When was the last time I saw with my own physical eyes that his words were health to my flesh? That’s like mixing the spiritual with the physical and why does that feel so weird? Is it just because we separate those two things in our minds? That his words would help my flesh just isn’t something I’ve ever considered before.
So how do I make this concept work?
As I always do, I see everything through the eyes of someone who has experienced trauma and its lingering effects, which, as we know, show up in our physical bodies.
We’ve talked before about how our body, mind, and spirit are intricately connected, how we cannot do something that affects one without affecting the other two. In his book Finding Rest, Jonathon Seidl explains how our mental health is like a little stool on three legs: body, mind, and spirit, and how all three are needed to support a healthy mental state.
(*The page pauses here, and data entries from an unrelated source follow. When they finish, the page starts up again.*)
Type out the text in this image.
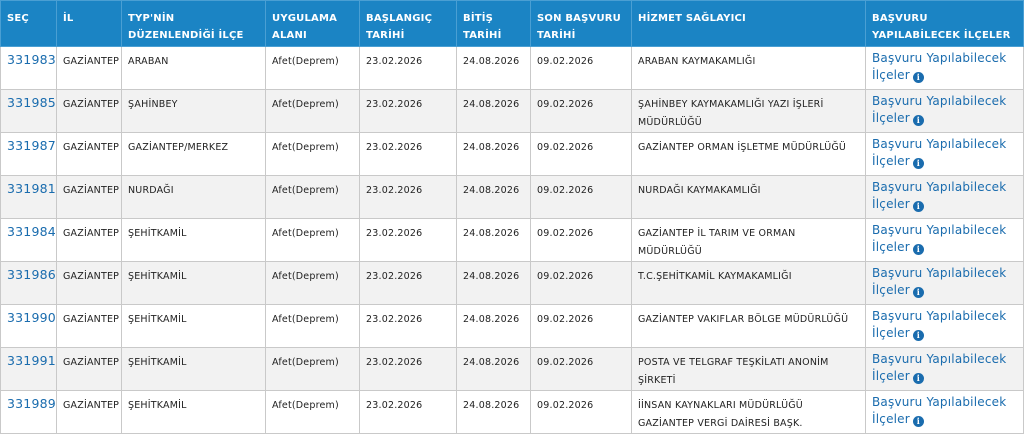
SEÇ	İL	TYP'NİN DÜZENLENDİĞİ İLÇE	UYGULAMA ALANI	BAŞLANGIÇ TARİHİ	BİTİŞ TARİHİ	SON BAŞVURU TARİHİ	HİZMET SAĞLAYICI	BAŞVURU YAPILABİLECEK İLÇELER
331983	GAZİANTEP	ARABAN	Afet(Deprem)	23.02.2026	24.08.2026	09.02.2026	ARABAN KAYMAKAMLIĞI	Başvuru Yapılabilecek İlçeler i
331985	GAZİANTEP	ŞAHİNBEY	Afet(Deprem)	23.02.2026	24.08.2026	09.02.2026	ŞAHİNBEY KAYMAKAMLIĞI YAZI İŞLERİ MÜDÜRLÜĞÜ	Başvuru Yapılabilecek İlçeler i
331987	GAZİANTEP	GAZİANTEP/MERKEZ	Afet(Deprem)	23.02.2026	24.08.2026	09.02.2026	GAZİANTEP ORMAN İŞLETME MÜDÜRLÜĞÜ	Başvuru Yapılabilecek İlçeler i
331981	GAZİANTEP	NURDAĞI	Afet(Deprem)	23.02.2026	24.08.2026	09.02.2026	NURDAĞI KAYMAKAMLIĞI	Başvuru Yapılabilecek İlçeler i
331984	GAZİANTEP	ŞEHİTKAMİL	Afet(Deprem)	23.02.2026	24.08.2026	09.02.2026	GAZİANTEP İL TARIM VE ORMAN MÜDÜRLÜĞÜ	Başvuru Yapılabilecek İlçeler i
331986	GAZİANTEP	ŞEHİTKAMİL	Afet(Deprem)	23.02.2026	24.08.2026	09.02.2026	T.C.ŞEHİTKAMİL KAYMAKAMLIĞI	Başvuru Yapılabilecek İlçeler i
331990	GAZİANTEP	ŞEHİTKAMİL	Afet(Deprem)	23.02.2026	24.08.2026	09.02.2026	GAZİANTEP VAKIFLAR BÖLGE MÜDÜRLÜĞÜ	Başvuru Yapılabilecek İlçeler i
331991	GAZİANTEP	ŞEHİTKAMİL	Afet(Deprem)	23.02.2026	24.08.2026	09.02.2026	POSTA VE TELGRAF TEŞKİLATI ANONİM ŞİRKETİ	Başvuru Yapılabilecek İlçeler i
331989	GAZİANTEP	ŞEHİTKAMİL	Afet(Deprem)	23.02.2026	24.08.2026	09.02.2026	İİNSAN KAYNAKLARI MÜDÜRLÜĞÜ GAZİANTEP VERGİ DAİRESİ BAŞK.	Başvuru Yapılabilecek İlçeler i
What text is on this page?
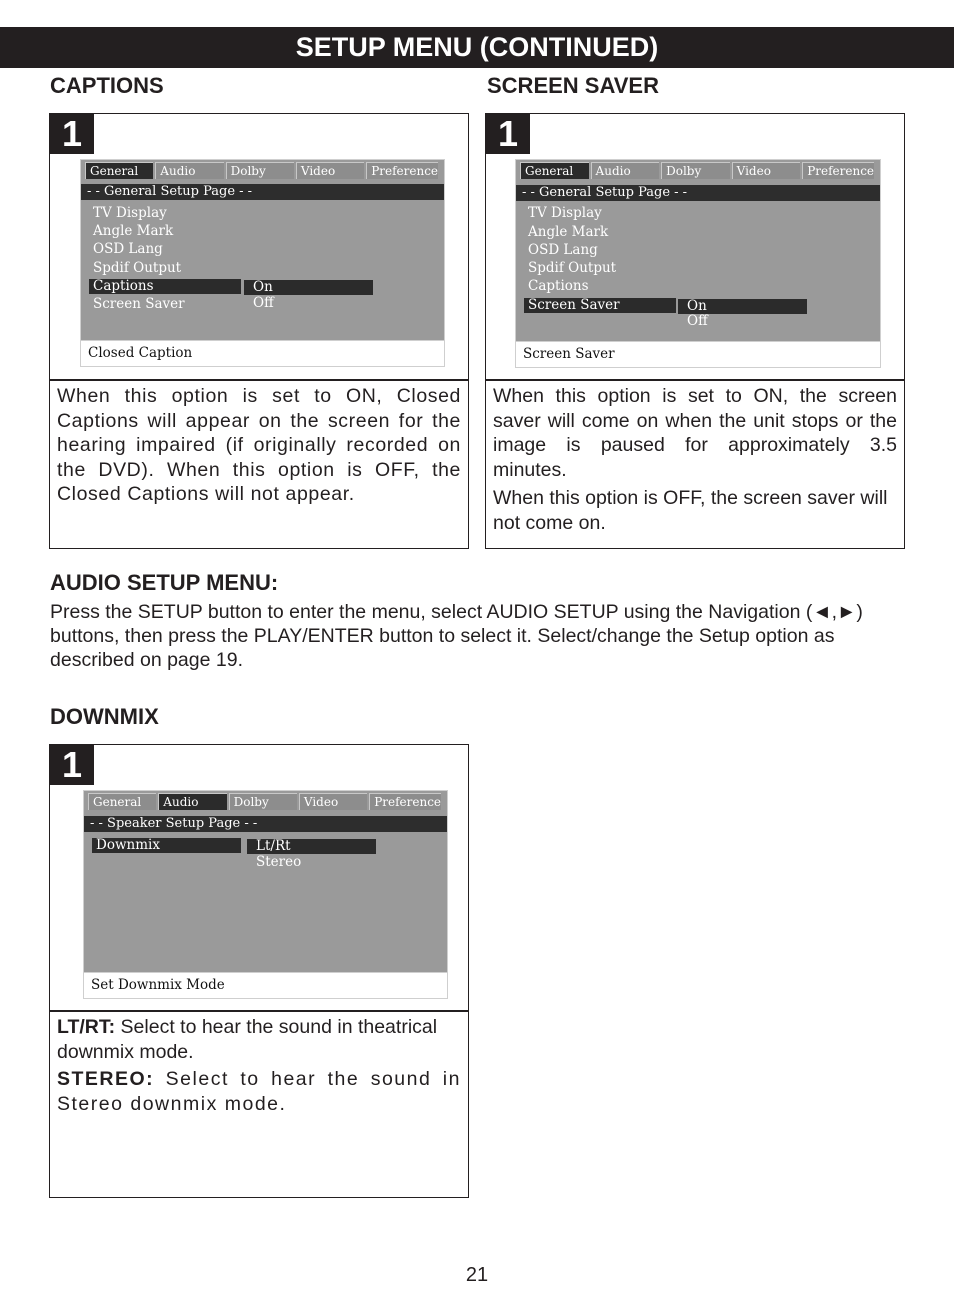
SETUP MENU (CONTINUED)
CAPTIONS
1
General	Audio	Dolby	Video	Preference
- - General Setup Page - -
TV Display
Angle Mark
OSD Lang
Spdif Output
Captions
Screen Saver
On
Off
Closed Caption
When this option is set to ON, Closed Captions will appear on the screen for the hearing impaired (if originally recorded on the DVD). When this option is OFF, the Closed Captions will not appear.
SCREEN SAVER
1
General	Audio	Dolby	Video	Preference
- - General Setup Page - -
TV Display
Angle Mark
OSD Lang
Spdif Output
Captions
Screen Saver	On
Off
Screen Saver
When this option is set to ON, the screen saver will come on when the unit stops or the image is paused for approximately 3.5 minutes.
When this option is OFF, the screen saver will not come on.
AUDIO SETUP MENU:
Press the SETUP button to enter the menu, select AUDIO SETUP using the Navigation (◄,►) buttons, then press the PLAY/ENTER button to select it. Select/change the Setup option as described on page 19.
DOWNMIX
1
General	Audio	Dolby	Video	Preference
- - Speaker Setup Page - -
Downmix	Lt/Rt
Stereo
Set Downmix Mode
LT/RT: Select to hear the sound in theatrical downmix mode.
STEREO: Select to hear the sound in Stereo downmix mode.
21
So often, though, our view of this is one-sided.
The secular world sees mental health struggles as purely physical, an imbalance of chemicals in the brain that can only be cured with more chemicals, aka pharmaceuticals. I have no doubt that pharmaceuticals help some with mental health problems, and if you are one of them, I applaud you for making the decision to accept whatever help offers you relief. There is no shame in that. But I don’t think it’s as easy as taking a pill. There is more to the story because you are more than just a body.
Or maybe you, like I did for two years, think your mental health issues are the result of a concussion, a physical injury to the brain itself. That’s still a physical problem that should have a physical answer (rest or therapy). But even when I thought all my struggles were because of a concussion, there was an awful lot of wrestling with God going on. Why did this happen? Will I ever recover? Will I ever be the same? I pray for safety every time I drive and where were you when I was getting hit head-on? As they say, the struggle was real. And so the physical became spiritual and mental.
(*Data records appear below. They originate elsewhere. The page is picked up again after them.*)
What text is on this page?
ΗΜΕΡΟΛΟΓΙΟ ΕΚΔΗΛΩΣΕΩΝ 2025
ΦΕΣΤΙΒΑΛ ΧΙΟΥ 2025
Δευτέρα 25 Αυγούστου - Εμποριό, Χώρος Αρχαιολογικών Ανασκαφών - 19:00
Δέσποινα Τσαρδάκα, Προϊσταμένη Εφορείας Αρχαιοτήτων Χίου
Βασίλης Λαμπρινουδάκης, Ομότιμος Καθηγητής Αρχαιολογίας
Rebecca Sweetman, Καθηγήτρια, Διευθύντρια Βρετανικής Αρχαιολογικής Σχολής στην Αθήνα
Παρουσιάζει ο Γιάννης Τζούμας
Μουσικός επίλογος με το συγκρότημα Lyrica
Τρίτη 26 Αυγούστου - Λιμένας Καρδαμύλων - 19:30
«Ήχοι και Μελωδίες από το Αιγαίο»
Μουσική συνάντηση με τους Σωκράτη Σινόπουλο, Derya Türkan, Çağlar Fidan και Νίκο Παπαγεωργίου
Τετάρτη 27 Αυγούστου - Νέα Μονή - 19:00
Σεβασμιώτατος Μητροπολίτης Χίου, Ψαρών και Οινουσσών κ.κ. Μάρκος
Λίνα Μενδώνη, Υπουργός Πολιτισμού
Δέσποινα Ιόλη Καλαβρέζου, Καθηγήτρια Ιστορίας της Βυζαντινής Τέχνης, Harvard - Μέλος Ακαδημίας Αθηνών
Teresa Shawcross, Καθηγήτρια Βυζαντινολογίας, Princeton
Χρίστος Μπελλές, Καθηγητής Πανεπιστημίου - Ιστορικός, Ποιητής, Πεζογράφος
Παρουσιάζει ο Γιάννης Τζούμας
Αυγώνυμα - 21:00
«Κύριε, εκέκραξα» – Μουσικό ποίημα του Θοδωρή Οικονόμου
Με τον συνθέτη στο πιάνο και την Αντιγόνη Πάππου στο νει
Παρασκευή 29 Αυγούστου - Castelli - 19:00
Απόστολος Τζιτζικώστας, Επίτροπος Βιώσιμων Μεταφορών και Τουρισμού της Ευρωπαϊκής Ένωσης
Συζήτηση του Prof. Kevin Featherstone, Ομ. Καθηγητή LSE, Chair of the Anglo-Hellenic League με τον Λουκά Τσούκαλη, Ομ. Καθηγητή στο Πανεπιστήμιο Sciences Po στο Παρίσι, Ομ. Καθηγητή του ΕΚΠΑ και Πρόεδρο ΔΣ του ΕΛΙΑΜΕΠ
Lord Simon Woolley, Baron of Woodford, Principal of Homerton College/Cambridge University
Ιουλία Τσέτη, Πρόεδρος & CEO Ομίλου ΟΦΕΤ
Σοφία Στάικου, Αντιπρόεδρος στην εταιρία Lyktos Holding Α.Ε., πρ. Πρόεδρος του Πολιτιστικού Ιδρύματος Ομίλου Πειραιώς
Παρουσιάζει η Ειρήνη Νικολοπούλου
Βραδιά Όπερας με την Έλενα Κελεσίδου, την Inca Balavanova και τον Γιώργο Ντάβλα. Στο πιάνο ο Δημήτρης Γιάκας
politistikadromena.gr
Then there is the church’s position. Seidl says in Finding Rest that the church largely “treats mental health struggles as purely spiritual problems that only require spiritual answers, dismissing the physical aspects altogether.” They make it a spiritual issue that must be caused by not enough faith, too much worldliness, or outright sin. But God says his words are life to those who find them and health to their flesh. God knows the spirit, mind, and body are so closely intertwined as to be inseparable.
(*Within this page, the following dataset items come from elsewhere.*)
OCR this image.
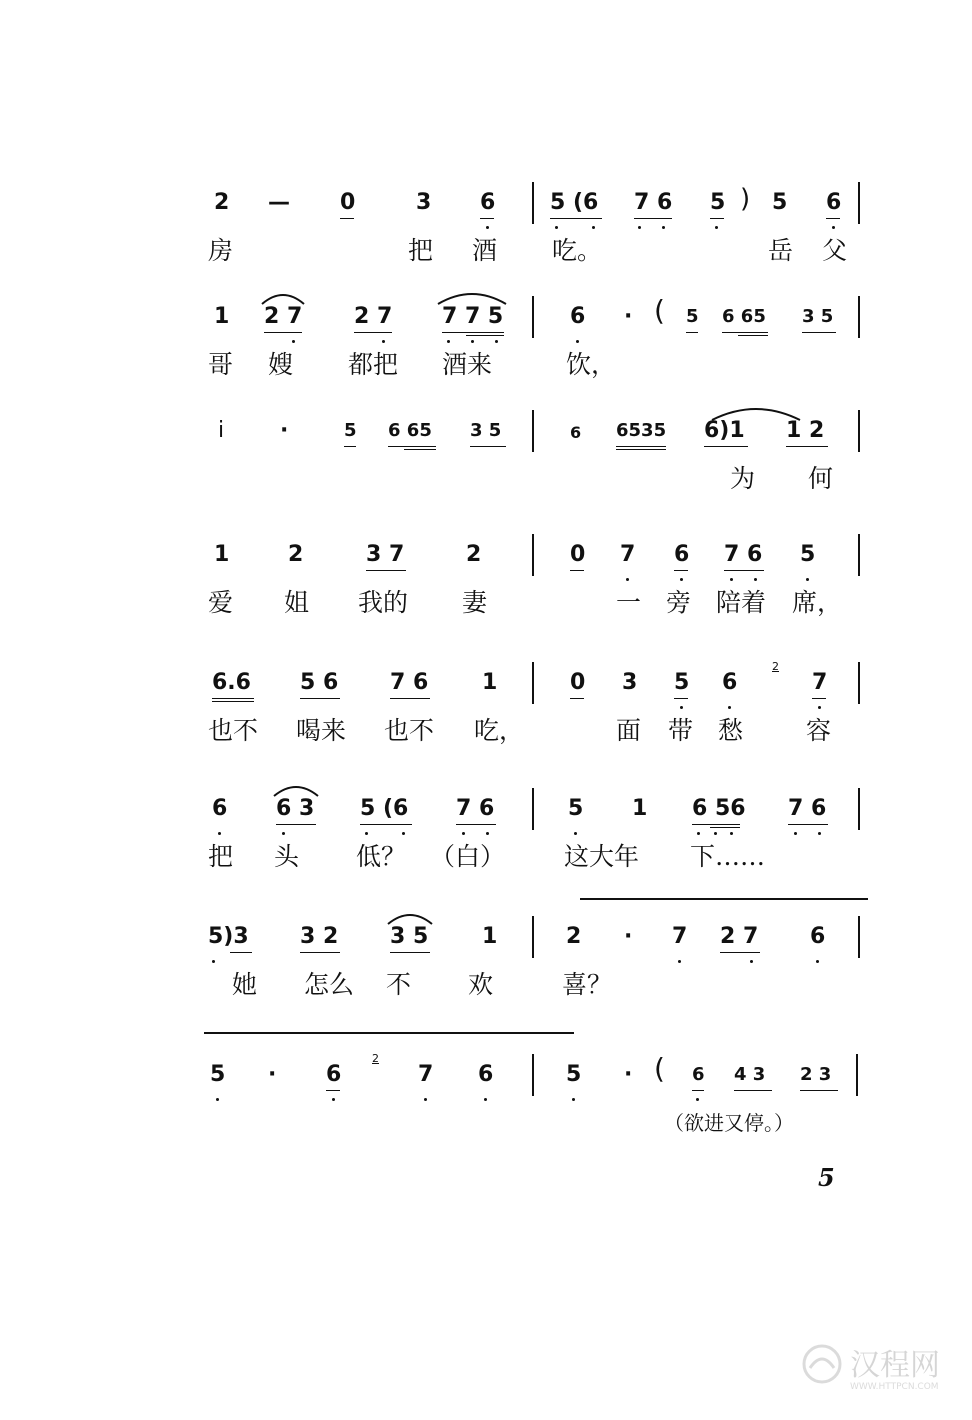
2 — 0	3 6 5 (6 7 6 5 ) 5 6
房	把 酒 吃。	岳 父
1 2 7 2 7 7 7 5	6 · ( 5 6 65 3 5
哥 嫂 都把 酒来	饮，
i	·	5 6 65 3 5	6 6535 6)1 1 2
为 何
1	2	3 7	2	0 7 6 7 6 5
爱 姐 我的 妻	一 旁 陪着 席，
6.6 5 6 7 6 1	0 3 5 6
2
7
也不 喝来 也不 吃，	面 带 愁	容
6 6 3 5 (6 7 6	5 1 6 56 7 6
把 头 低？ （白） 这大年 下……
5)3 3 2 3 5 1	2 · 7 2 7 6
她 怎么 不 欢	喜？
5 · 6
2
7 6	5 · ( 6 4 3 2 3
（欲进又停。）
5
汉程网
WWW.HTTPCN.COM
When a person suffers a trauma, that trauma is not stored in the mind as a memory. It is stored in the body as a reaction. The nervous system remembers what happened and will forever be on the lookout for situations that feel similar, and it will launch the fight-or-flight response when it senses one. That’s called a trigger. It is not a thought, not an idea, not in your head. It is a physical response of your physical nervous system, which is made of tangible, physical things: nerves, synapses, muscles, heart and respiration rates, sweat glands, electrical impulses shooting through your body at lightning speed. It is 100% physical. It needs physical help, and God says his words give just that: health to your flesh.
I don’t just need life for my spirit, though that is surely important. When I put God’s words into my mind through reading, study, and mediating on them, they give life to my mind and spirit. But I also need health for my flesh—my physical body—because I still feel the effects of trauma in my body every single day.
When I put good things into my body, it helps my mind. When I put good things into my mind, it helps my spirit. And when I put good things (God’s words) into my spirit, it helps my body. I cannot feed one part well and it not benefit the others.
And this, friend, is how God’s words are health to our flesh.